The tip about Idziak was prompted by stories last week in The News about sexual abuse allegations against Rev. Orsolits, who served in numerous parishes in the Catholic Diocese of Buffalo. After a Buffalo man publicly accused Orsolits of molesting him years ago, the retired priest admitted to a Buffalo News reporter that he had sexually abused "probably dozens" of teenage boys.
Janet Larango said her family never filed a complaint with the Catholic Diocese of Buffalo or with the Pallottine religious order in Wheatfield.
"We dealt with it here in Atlanta," she said.
Buffalo diocese spokesman George Richert declined to comment when asked by The News if the diocese had ever received any sexual abuse complaints about Idziak. Richert pointed out that Idziak was not a diocese priest.

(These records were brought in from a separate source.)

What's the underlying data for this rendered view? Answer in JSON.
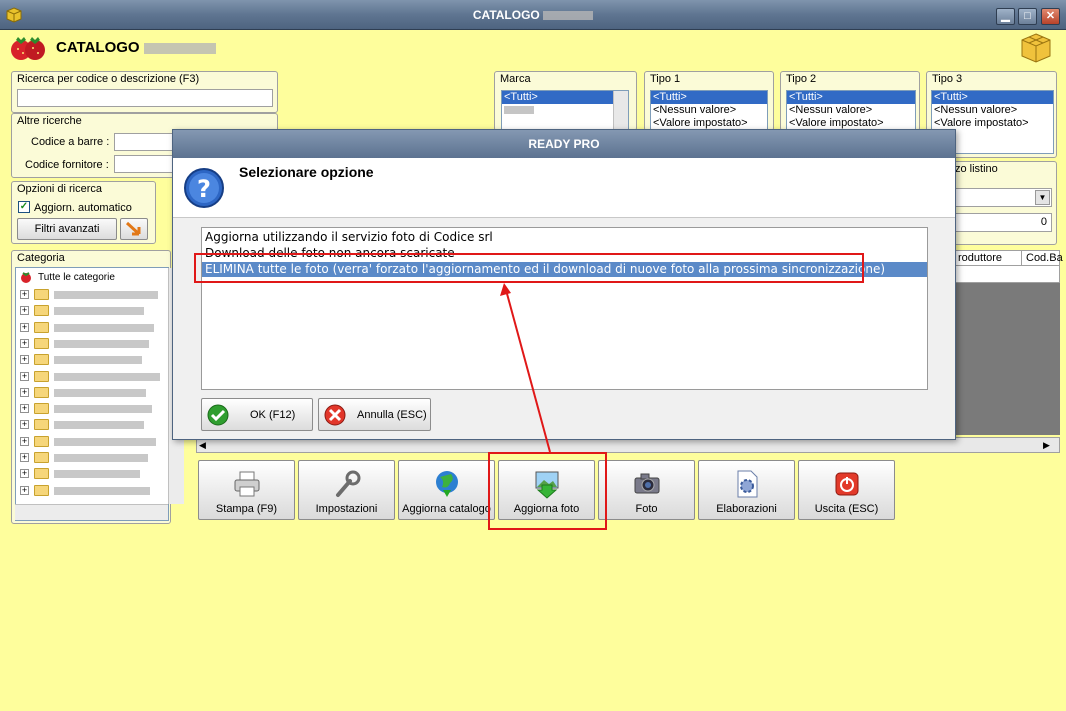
{
  "window": {
    "title": "CATALOGO",
    "header_title": "CATALOGO"
  },
  "search": {
    "code_desc_label": "Ricerca per codice o descrizione (F3)",
    "other_label": "Altre ricerche",
    "barcode_label": "Codice a barre :",
    "supplier_code_label": "Codice fornitore :",
    "options_label": "Opzioni di ricerca",
    "auto_update_label": "Aggiorn. automatico",
    "advanced_filters_label": "Filtri avanzati"
  },
  "filters": {
    "marca": {
      "label": "Marca",
      "items": [
        "<Tutti>"
      ]
    },
    "tipo1": {
      "label": "Tipo 1",
      "items": [
        "<Tutti>",
        "<Nessun valore>",
        "<Valore impostato>"
      ]
    },
    "tipo2": {
      "label": "Tipo 2",
      "items": [
        "<Tutti>",
        "<Nessun valore>",
        "<Valore impostato>"
      ]
    },
    "tipo3": {
      "label": "Tipo 3",
      "items": [
        "<Tutti>",
        "<Nessun valore>",
        "<Valore impostato>"
      ]
    },
    "listino_label": "zo listino",
    "listino_value": "0"
  },
  "category": {
    "label": "Categoria",
    "root": "Tutte le categorie"
  },
  "grid": {
    "columns": [
      "roduttore",
      "Cod.Ba"
    ]
  },
  "toolbar": {
    "buttons": [
      "Stampa (F9)",
      "Impostazioni",
      "Aggiorna catalogo",
      "Aggiorna foto",
      "Foto",
      "Elaborazioni",
      "Uscita (ESC)"
    ]
  },
  "dialog": {
    "title": "READY PRO",
    "heading": "Selezionare opzione",
    "options": [
      "Aggiorna utilizzando il servizio foto di Codice srl",
      "Download delle foto non ancora scaricate",
      "ELIMINA tutte le foto (verra' forzato l'aggiornamento ed il download di nuove foto alla prossima sincronizzazione)"
    ],
    "ok_label": "OK (F12)",
    "cancel_label": "Annulla (ESC)"
  },
  "colors": {
    "background": "#fefe9c",
    "titlebar": "#5f7591",
    "selection": "#316ac5",
    "highlight_red": "#e01818"
  }
}
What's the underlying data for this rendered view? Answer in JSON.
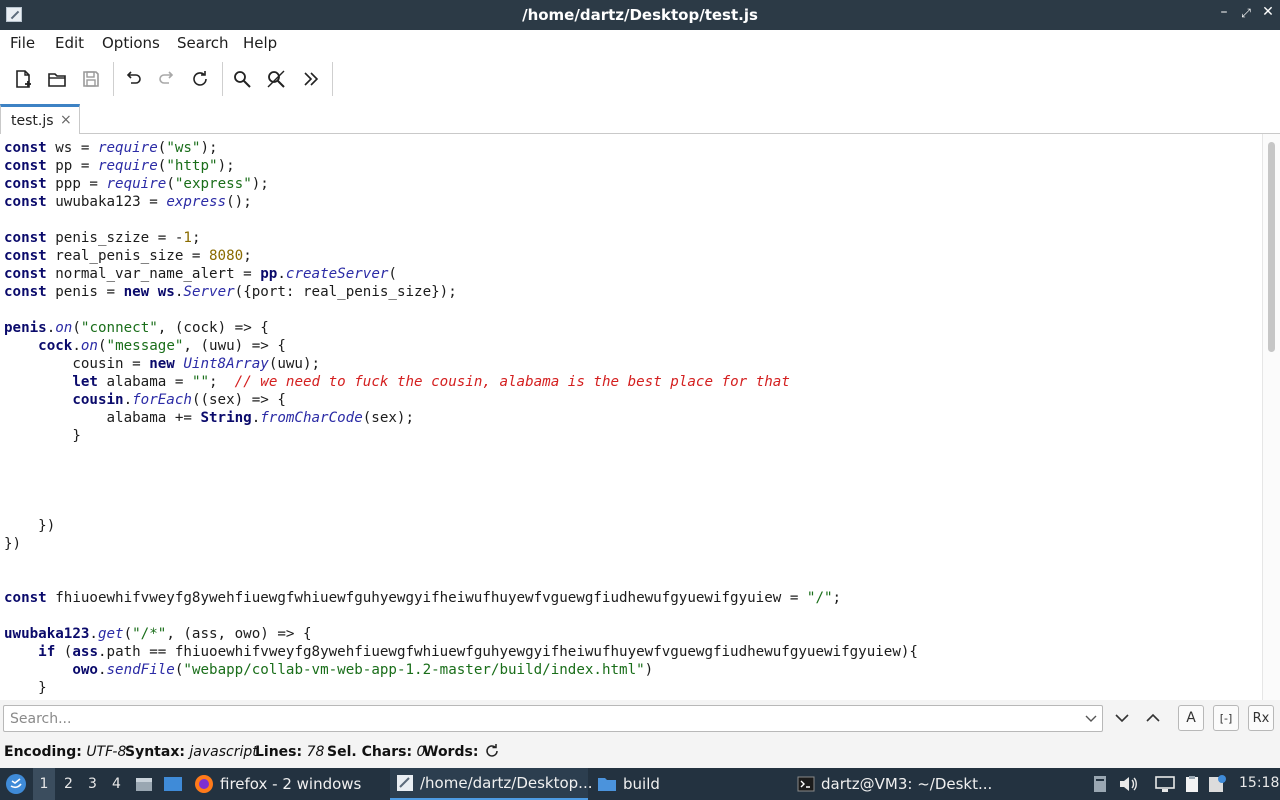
{
  "window": {
    "title": "/home/dartz/Desktop/test.js"
  },
  "menu": {
    "items": [
      "File",
      "Edit",
      "Options",
      "Search",
      "Help"
    ]
  },
  "toolbar": {
    "buttons": [
      "new-document",
      "open-folder",
      "save",
      "undo",
      "redo",
      "reload",
      "find",
      "find-replace",
      "more"
    ]
  },
  "tabs": [
    {
      "label": "test.js",
      "close": "×"
    }
  ],
  "editor": {
    "language": "javascript",
    "lines": [
      "const ws = require(\"ws\");",
      "const pp = require(\"http\");",
      "const ppp = require(\"express\");",
      "const uwubaka123 = express();",
      "",
      "const penis_szize = -1;",
      "const real_penis_size = 8080;",
      "const normal_var_name_alert = pp.createServer(",
      "const penis = new ws.Server({port: real_penis_size});",
      "",
      "penis.on(\"connect\", (cock) => {",
      "    cock.on(\"message\", (uwu) => {",
      "        cousin = new Uint8Array(uwu);",
      "        let alabama = \"\";  // we need to fuck the cousin, alabama is the best place for that",
      "        cousin.forEach((sex) => {",
      "            alabama += String.fromCharCode(sex);",
      "        }",
      "",
      "",
      "",
      "",
      "    })",
      "})",
      "",
      "",
      "const fhiuoewhifvweyfg8ywehfiuewgfwhiuewfguhyewgyifheiwufhuyewfvguewgfiudhewufgyuewifgyuiew = \"/\";",
      "",
      "uwubaka123.get(\"/*\", (ass, owo) => {",
      "    if (ass.path == fhiuoewhifvweyfg8ywehfiuewgfwhiuewfguhyewgyifheiwufhuyewfvguewgfiudhewufgyuewifgyuiew){",
      "        owo.sendFile(\"webapp/collab-vm-web-app-1.2-master/build/index.html\")",
      "    }"
    ]
  },
  "search": {
    "placeholder": "Search...",
    "match_case": "A",
    "whole_word": "[-]",
    "regex": "Rx"
  },
  "status": {
    "encoding_label": "Encoding:",
    "encoding_value": "UTF-8",
    "syntax_label": "Syntax:",
    "syntax_value": "javascript",
    "lines_label": "Lines:",
    "lines_value": "78",
    "selchars_label": "Sel. Chars:",
    "selchars_value": "0",
    "words_label": "Words:"
  },
  "taskbar": {
    "workspaces": [
      "1",
      "2",
      "3",
      "4"
    ],
    "tasks": [
      {
        "label": "firefox - 2 windows",
        "icon": "firefox-icon"
      },
      {
        "label": "/home/dartz/Desktop...",
        "icon": "text-editor-icon",
        "active": true
      },
      {
        "label": "build",
        "icon": "folder-icon"
      },
      {
        "label": "dartz@VM3: ~/Deskt...",
        "icon": "terminal-icon"
      }
    ],
    "clock": "15:18"
  },
  "colors": {
    "titlebar": "#2c3a46",
    "taskbar": "#233240",
    "accent": "#3d82c4"
  }
}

The Rev. John Posiewala, who serves as superior of the Pallottine community at the Infant Jesus Shrine in Wheatfield, said he began his service there in 1979, just after Idziak had left the order. In his many years at the shrine, Posiewala said he has never received a complaint about Idziak.
But Posiewala said he was informed years ago about the allegations against Idziak by an Atlanta Archdiocese official.
"How does it happen that these kinds of people went through the seminary? They should never have been ordained," Posiewala said. "I am so sorry especially for the people who were the victims of this. Every one places so much trust in the priest."
Janet Larango said she blames the Catholic church for protecting Idziak and other child-molesting priests.
"I blame the hierarchy of the church for covering this up for so many years across the country. They committed the sin by hiding it," she said.